海外経験ゼロで、突然の中国駐在を経験した前職

▲シャンティ国際ボランティア会 クラフトエイド課 嘉味田 倫慧(かみた ともえ)

シャンティ国際ボランティア会(以下、シャンティ)は、“買い物でできる国際協力・教育支援”としてフェアトレード商品を取り扱う「クラフトエイド」事業に、1985年から取り組んでいます。始まりは、1985年にタイ東北部のラオス難民キャンプ内でつくられた手工芸品を日本で紹介したことでした。

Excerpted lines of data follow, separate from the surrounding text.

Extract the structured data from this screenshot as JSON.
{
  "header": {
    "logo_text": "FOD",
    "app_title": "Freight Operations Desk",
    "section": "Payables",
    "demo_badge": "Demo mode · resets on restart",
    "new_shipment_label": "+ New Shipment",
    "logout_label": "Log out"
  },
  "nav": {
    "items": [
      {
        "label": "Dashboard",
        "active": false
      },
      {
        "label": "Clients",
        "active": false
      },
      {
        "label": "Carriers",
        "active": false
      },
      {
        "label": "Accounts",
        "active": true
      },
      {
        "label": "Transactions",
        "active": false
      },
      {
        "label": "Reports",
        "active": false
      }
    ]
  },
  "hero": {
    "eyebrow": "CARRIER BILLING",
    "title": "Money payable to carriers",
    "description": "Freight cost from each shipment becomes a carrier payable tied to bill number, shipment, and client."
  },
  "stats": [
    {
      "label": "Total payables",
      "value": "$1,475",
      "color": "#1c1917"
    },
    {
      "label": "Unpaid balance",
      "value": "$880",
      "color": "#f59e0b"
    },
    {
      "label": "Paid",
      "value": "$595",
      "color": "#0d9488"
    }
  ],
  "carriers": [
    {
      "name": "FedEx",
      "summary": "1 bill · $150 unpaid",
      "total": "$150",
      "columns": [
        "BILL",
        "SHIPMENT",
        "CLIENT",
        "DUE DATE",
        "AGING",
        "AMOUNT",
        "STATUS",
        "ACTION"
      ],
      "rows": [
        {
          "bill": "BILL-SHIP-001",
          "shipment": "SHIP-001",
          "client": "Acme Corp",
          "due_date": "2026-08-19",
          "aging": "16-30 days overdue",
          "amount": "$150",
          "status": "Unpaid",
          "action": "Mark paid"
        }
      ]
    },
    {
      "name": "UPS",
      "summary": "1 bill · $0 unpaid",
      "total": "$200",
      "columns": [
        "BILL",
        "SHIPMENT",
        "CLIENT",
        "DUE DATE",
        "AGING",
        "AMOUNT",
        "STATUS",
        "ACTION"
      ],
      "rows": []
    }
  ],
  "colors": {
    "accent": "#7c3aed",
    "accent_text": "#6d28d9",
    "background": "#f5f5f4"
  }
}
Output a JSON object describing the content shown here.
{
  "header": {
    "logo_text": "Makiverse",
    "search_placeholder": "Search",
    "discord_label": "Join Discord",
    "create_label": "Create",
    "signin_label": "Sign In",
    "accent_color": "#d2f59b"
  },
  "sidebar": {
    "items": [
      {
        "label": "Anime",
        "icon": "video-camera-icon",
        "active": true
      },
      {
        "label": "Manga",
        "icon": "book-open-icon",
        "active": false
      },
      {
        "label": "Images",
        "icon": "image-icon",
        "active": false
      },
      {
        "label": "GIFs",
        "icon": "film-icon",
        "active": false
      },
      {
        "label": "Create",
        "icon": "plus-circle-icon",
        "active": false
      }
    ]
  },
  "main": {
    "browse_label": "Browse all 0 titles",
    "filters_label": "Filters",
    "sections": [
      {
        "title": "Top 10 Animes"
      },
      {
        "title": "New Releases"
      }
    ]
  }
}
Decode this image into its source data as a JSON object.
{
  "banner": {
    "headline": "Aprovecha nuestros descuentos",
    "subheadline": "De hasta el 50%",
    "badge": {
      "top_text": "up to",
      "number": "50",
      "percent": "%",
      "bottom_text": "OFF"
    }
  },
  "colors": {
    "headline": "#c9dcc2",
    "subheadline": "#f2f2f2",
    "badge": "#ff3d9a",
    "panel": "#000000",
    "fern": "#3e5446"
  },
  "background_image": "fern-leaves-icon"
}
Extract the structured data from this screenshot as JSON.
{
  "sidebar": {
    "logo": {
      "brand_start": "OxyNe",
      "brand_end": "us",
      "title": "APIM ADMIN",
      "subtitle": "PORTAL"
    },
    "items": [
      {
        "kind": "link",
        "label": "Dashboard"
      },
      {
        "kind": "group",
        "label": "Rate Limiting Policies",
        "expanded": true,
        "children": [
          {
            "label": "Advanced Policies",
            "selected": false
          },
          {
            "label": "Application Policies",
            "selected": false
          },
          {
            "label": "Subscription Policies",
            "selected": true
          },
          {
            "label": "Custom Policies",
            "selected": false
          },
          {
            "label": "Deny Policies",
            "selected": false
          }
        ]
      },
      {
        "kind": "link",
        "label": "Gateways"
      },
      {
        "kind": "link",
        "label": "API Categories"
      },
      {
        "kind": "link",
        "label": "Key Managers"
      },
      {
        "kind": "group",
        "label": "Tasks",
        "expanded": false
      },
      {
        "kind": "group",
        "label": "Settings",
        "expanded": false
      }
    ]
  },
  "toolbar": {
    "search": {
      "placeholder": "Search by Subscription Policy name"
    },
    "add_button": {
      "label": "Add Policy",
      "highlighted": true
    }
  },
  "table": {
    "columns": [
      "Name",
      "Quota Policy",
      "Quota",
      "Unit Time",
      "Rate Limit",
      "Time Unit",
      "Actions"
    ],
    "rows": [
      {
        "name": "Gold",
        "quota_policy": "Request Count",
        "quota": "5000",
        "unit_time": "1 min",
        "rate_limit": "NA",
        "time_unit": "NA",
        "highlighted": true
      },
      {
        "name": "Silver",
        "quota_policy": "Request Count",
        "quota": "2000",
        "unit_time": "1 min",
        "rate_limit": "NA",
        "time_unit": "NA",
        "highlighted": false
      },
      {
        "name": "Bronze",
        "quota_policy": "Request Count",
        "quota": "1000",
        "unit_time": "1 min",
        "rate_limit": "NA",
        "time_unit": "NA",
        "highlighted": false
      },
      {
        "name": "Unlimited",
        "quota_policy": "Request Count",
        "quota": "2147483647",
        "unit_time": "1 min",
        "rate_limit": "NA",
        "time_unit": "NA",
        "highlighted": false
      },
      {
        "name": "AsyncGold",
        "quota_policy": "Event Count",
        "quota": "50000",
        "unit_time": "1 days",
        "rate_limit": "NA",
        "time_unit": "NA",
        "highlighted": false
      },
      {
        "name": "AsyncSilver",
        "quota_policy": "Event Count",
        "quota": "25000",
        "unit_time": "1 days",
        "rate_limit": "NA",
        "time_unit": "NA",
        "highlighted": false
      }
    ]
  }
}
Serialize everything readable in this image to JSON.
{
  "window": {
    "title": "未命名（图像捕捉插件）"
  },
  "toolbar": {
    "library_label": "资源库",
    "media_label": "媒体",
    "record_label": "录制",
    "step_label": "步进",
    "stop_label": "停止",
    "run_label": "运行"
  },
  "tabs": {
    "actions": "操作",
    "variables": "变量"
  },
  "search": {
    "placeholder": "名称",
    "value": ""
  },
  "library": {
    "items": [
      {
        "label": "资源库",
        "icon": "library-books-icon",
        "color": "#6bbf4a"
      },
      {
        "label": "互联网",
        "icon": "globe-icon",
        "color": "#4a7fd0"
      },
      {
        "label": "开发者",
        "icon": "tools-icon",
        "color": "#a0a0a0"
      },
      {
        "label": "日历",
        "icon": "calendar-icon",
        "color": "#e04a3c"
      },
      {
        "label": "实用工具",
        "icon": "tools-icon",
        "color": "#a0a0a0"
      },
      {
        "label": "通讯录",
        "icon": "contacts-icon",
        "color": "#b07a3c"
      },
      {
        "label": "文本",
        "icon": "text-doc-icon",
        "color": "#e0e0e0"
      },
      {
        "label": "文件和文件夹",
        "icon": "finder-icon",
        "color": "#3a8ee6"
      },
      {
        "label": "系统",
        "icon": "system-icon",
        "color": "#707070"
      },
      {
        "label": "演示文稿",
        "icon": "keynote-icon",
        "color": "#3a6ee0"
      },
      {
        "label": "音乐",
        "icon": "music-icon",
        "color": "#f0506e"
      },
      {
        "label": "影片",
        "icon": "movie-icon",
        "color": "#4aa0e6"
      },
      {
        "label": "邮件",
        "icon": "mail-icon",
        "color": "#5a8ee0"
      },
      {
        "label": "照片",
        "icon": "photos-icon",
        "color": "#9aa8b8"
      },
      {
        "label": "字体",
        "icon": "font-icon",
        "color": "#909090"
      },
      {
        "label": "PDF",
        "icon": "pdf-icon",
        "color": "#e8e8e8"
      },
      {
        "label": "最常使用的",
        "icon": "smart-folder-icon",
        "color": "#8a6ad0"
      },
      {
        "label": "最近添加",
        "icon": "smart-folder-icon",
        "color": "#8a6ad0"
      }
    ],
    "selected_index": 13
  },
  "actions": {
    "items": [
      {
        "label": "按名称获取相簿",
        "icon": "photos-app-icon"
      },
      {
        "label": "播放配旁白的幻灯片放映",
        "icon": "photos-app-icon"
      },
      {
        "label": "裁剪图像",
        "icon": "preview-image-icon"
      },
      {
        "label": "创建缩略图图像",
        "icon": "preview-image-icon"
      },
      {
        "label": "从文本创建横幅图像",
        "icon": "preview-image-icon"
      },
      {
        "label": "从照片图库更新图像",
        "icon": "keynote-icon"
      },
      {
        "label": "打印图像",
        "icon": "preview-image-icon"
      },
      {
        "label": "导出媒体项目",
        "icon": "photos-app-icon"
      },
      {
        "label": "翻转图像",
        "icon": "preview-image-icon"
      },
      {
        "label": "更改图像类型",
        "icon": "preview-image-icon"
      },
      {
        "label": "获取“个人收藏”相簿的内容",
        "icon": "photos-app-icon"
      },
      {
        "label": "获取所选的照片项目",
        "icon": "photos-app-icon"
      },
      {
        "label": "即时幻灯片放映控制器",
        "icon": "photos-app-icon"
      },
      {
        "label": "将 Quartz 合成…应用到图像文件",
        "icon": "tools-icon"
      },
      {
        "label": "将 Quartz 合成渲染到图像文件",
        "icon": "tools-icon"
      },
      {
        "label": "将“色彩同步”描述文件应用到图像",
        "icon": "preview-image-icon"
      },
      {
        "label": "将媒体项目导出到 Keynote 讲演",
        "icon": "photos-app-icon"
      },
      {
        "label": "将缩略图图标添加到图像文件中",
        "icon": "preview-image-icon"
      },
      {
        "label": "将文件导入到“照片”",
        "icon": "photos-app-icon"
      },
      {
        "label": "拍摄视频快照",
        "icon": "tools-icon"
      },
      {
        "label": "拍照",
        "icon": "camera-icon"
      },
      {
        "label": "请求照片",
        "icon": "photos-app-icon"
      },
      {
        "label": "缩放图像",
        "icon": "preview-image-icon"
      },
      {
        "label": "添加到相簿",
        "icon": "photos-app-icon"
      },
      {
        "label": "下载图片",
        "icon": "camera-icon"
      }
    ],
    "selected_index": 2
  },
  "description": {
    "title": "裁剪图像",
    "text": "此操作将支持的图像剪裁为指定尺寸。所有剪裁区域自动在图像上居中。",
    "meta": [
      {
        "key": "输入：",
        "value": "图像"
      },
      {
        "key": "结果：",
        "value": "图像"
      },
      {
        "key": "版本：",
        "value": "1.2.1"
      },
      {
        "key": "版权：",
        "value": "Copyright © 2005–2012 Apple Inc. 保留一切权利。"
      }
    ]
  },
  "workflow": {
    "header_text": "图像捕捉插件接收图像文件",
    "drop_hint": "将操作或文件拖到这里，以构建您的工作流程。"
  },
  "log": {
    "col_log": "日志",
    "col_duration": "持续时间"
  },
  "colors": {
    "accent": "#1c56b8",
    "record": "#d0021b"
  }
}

2020年4月現在では、タイ、カンボジア、ラオス、ミャンマー、アフガニスタンの生産者たちとパートナーシップを組み、それぞれの伝統技術を生かして、手づくりしたものを日本で販売しています。 

そして、2016年からこの事業を担当しているのが、クラフトエイド課の嘉味田です。 

嘉味田 「シャンティに入る前は、アパレル企業に5年間ほど勤めていました。2年間は日本で働いて、その後3年間は中国の上海で、店舗勤務をしていました」 

今となってはアジア各国のパートナーと連携しながら、クラフトエイドの商品企画から販売までを担う嘉味田ですが、当時上海への異動は青天の霹靂だったそう。 

嘉味田 「上海で勤務することが決まったとき、海外に行ったことすらもなくて、初めての海外経験が引っ越しだったんです。前日まで日本で忙しく仕事をしていて、準備も何もできず、スーツケースをふたつだけ抱えて、バタバタと上海に到着して……。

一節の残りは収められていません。